Dans la salle de bal, la party bat son plein — boa, colifichets, colliers de perles sur seins nus et chanteur mort reconnaissant.

Le champagne coule à flot d’une cascade où s’ébattent des flamands roses.

Des lustres de diamants renvoient des arcs en ciel de lumière entre lesquels je la suis qui fraye notre chemin au milieu de couples qui dansent, lascifs. Des regards flous me toisent et glissent  — soudain je lance : « Garçon !…». Il se retourne, m’apporte un verre de vin noir et me dit : « Millésime 69, c’est notre dernière bouteille, que nous gardions depuis longtemps pour vous. »

La cuisse, lourde et ambrée, m’emplit le palais de soie.

En ce meilleur des mondes, la chouette éternue enfin quand passe le clochard céleste.

Dans un coin, le souvenir danse avec l’oubli.

 

Elle me tire par le bras quand, dans les miroirs, le reflet des visages s’estompe.

Chaque porte qu’elle ouvre donne sur un mur.

Le Seuil n’a plus d’issue.

Je me retourne vers elle qui s’évapore en fumée, me laissant seul dans un dédale de fleurs fanées.

La lumière crue m’aveugle et je tends les bras vers les murs pour me guider.

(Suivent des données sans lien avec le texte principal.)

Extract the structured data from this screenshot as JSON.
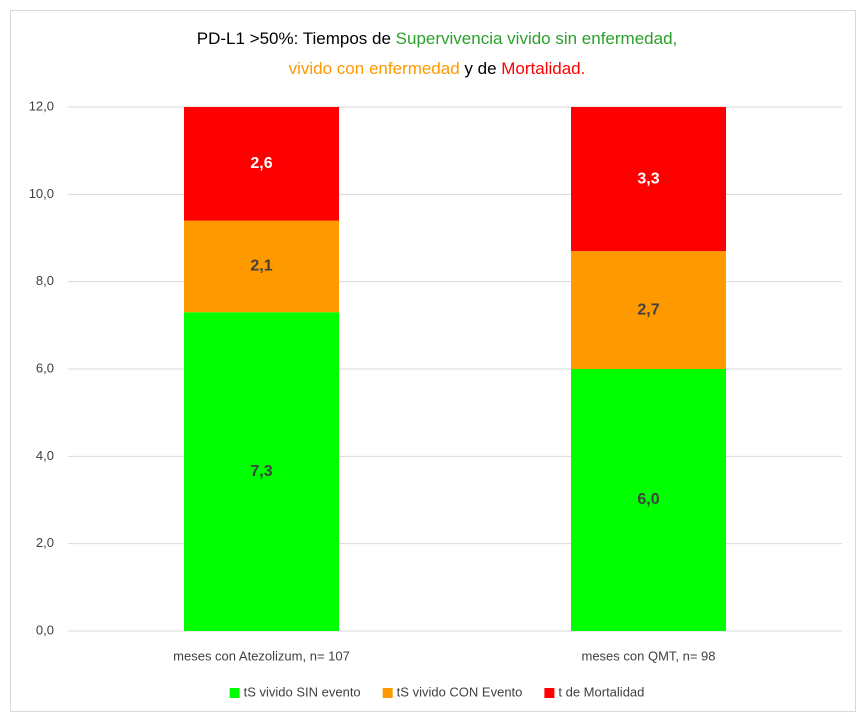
{
  "chart_data": {
    "type": "stacked_bar",
    "title": [
      [
        {
          "text": "PD-L1 >50%: Tiempos de ",
          "color": "#000000"
        },
        {
          "text": "Supervivencia vivido sin enfermedad",
          "color": "#2ca02c"
        },
        {
          "text": ",",
          "color": "#2ca02c"
        }
      ],
      [
        {
          "text": "vivido con enfermedad",
          "color": "#ff9900"
        },
        {
          "text": " y de ",
          "color": "#000000"
        },
        {
          "text": "Mortalidad",
          "color": "#ff0000"
        },
        {
          "text": ".",
          "color": "#ff0000"
        }
      ]
    ],
    "categories": [
      "meses con Atezolizum, n= 107",
      "meses con QMT, n= 98"
    ],
    "series": [
      {
        "name": "tS vivido SIN evento",
        "color": "#00ff00",
        "label_color": "#404040",
        "values": [
          7.3,
          6.0
        ],
        "value_labels": [
          "7,3",
          "6,0"
        ]
      },
      {
        "name": "tS vivido CON Evento",
        "color": "#ff9900",
        "label_color": "#404040",
        "values": [
          2.1,
          2.7
        ],
        "value_labels": [
          "2,1",
          "2,7"
        ]
      },
      {
        "name": "t de Mortalidad",
        "color": "#ff0000",
        "label_color": "#ffffff",
        "values": [
          2.6,
          3.3
        ],
        "value_labels": [
          "2,6",
          "3,3"
        ]
      }
    ],
    "ylim": [
      0,
      12
    ],
    "yticks": [
      {
        "value": 0,
        "label": "0,0"
      },
      {
        "value": 2,
        "label": "2,0"
      },
      {
        "value": 4,
        "label": "4,0"
      },
      {
        "value": 6,
        "label": "6,0"
      },
      {
        "value": 8,
        "label": "8,0"
      },
      {
        "value": 10,
        "label": "10,0"
      },
      {
        "value": 12,
        "label": "12,0"
      }
    ],
    "grid": true,
    "legend": "bottom"
  }
}
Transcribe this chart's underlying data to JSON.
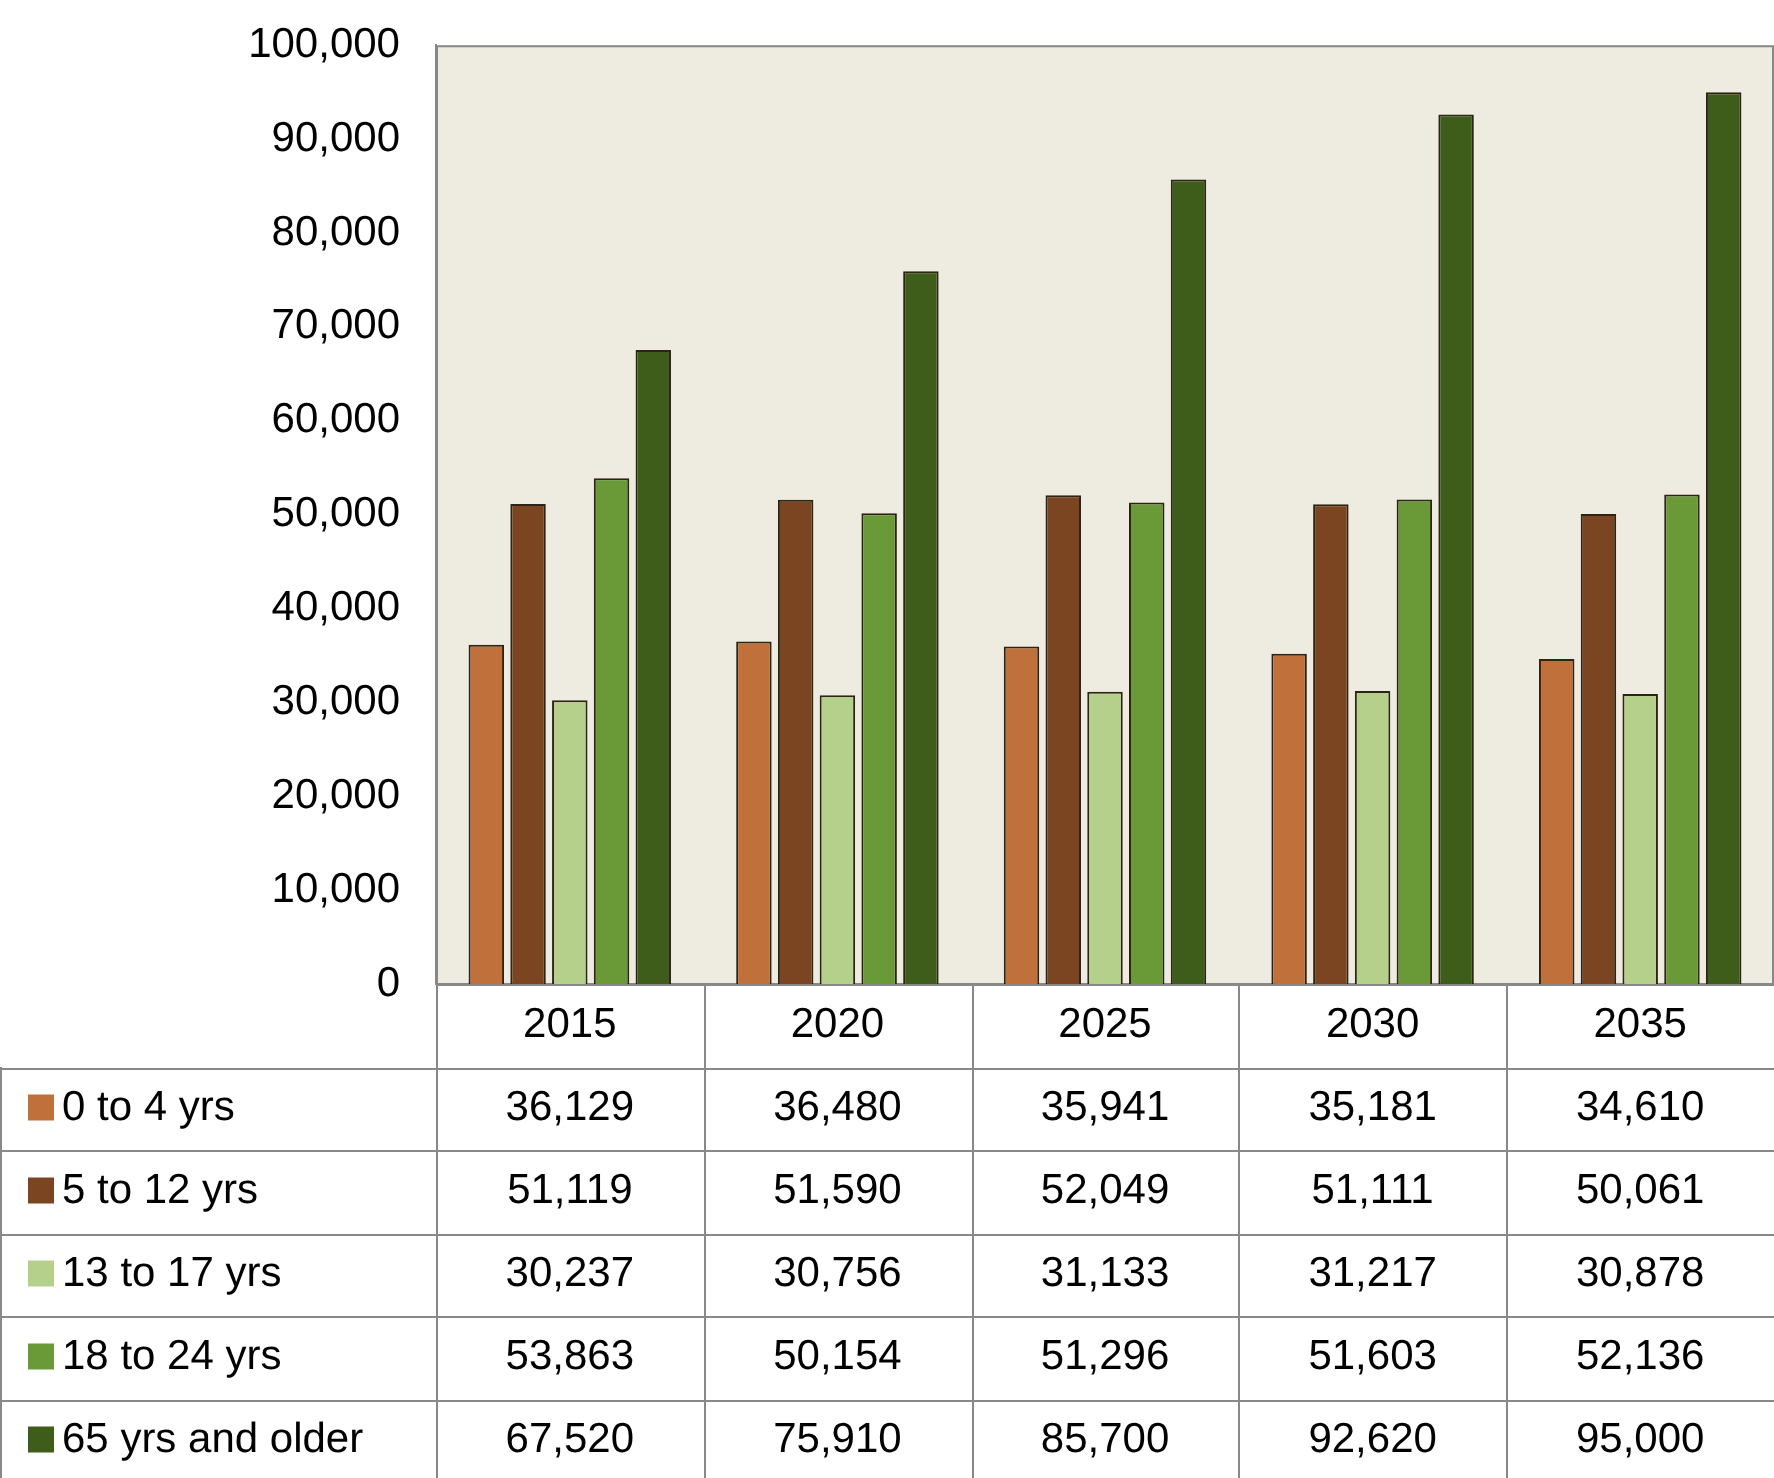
{
  "chart_data": {
    "type": "bar",
    "categories": [
      "2015",
      "2020",
      "2025",
      "2030",
      "2035"
    ],
    "series": [
      {
        "name": "0 to 4 yrs",
        "color": "#c0703a",
        "values": [
          36129,
          36480,
          35941,
          35181,
          34610
        ],
        "value_labels": [
          "36,129",
          "36,480",
          "35,941",
          "35,181",
          "34,610"
        ]
      },
      {
        "name": "5 to 12 yrs",
        "color": "#7a4520",
        "values": [
          51119,
          51590,
          52049,
          51111,
          50061
        ],
        "value_labels": [
          "51,119",
          "51,590",
          "52,049",
          "51,111",
          "50,061"
        ]
      },
      {
        "name": "13 to 17 yrs",
        "color": "#b5d08a",
        "values": [
          30237,
          30756,
          31133,
          31217,
          30878
        ],
        "value_labels": [
          "30,237",
          "30,756",
          "31,133",
          "31,217",
          "30,878"
        ]
      },
      {
        "name": "18 to 24 yrs",
        "color": "#6a9a38",
        "values": [
          53863,
          50154,
          51296,
          51603,
          52136
        ],
        "value_labels": [
          "53,863",
          "50,154",
          "51,296",
          "51,603",
          "52,136"
        ]
      },
      {
        "name": "65 yrs and older",
        "color": "#3e5c1a",
        "values": [
          67520,
          75910,
          85700,
          92620,
          95000
        ],
        "value_labels": [
          "67,520",
          "75,910",
          "85,700",
          "92,620",
          "95,000"
        ]
      }
    ],
    "ylim": [
      0,
      100000
    ],
    "yticks": [
      {
        "value": 0,
        "label": "0"
      },
      {
        "value": 10000,
        "label": "10,000"
      },
      {
        "value": 20000,
        "label": "20,000"
      },
      {
        "value": 30000,
        "label": "30,000"
      },
      {
        "value": 40000,
        "label": "40,000"
      },
      {
        "value": 50000,
        "label": "50,000"
      },
      {
        "value": 60000,
        "label": "60,000"
      },
      {
        "value": 70000,
        "label": "70,000"
      },
      {
        "value": 80000,
        "label": "80,000"
      },
      {
        "value": 90000,
        "label": "90,000"
      },
      {
        "value": 100000,
        "label": "100,000"
      }
    ],
    "grid": false,
    "legend": "bottom"
  }
}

Mes mains s’enfoncent dans les parois couvertes d’algues acides qui s’introduisent entre mes doigts.

Les évaginations de la moquette s’enroulent autour de mes mollets et ralentissent ma fuite.

Au fond d’un couloir je vois un enfant qui joue sur un tas d’immondes chiffons sales où il puise, de ses petits bras, des lambeaux qu’il lit, un à un. J’avance péniblement vers lui – plus je m’enfonce plus il s’éloigne.

Alors je crie de toutes mes forces pour lui demander où se situe la sortie — je veux revenir au bord du Seuil d’où je suis venu — de m’attendre, garder mon souvenir au moins…

Mon cri est un murmure et la voix me souffle qu’il est vain de l’atteindre, de l’attendre — que je peux régler ma note mais ne pourrai jamais sortir.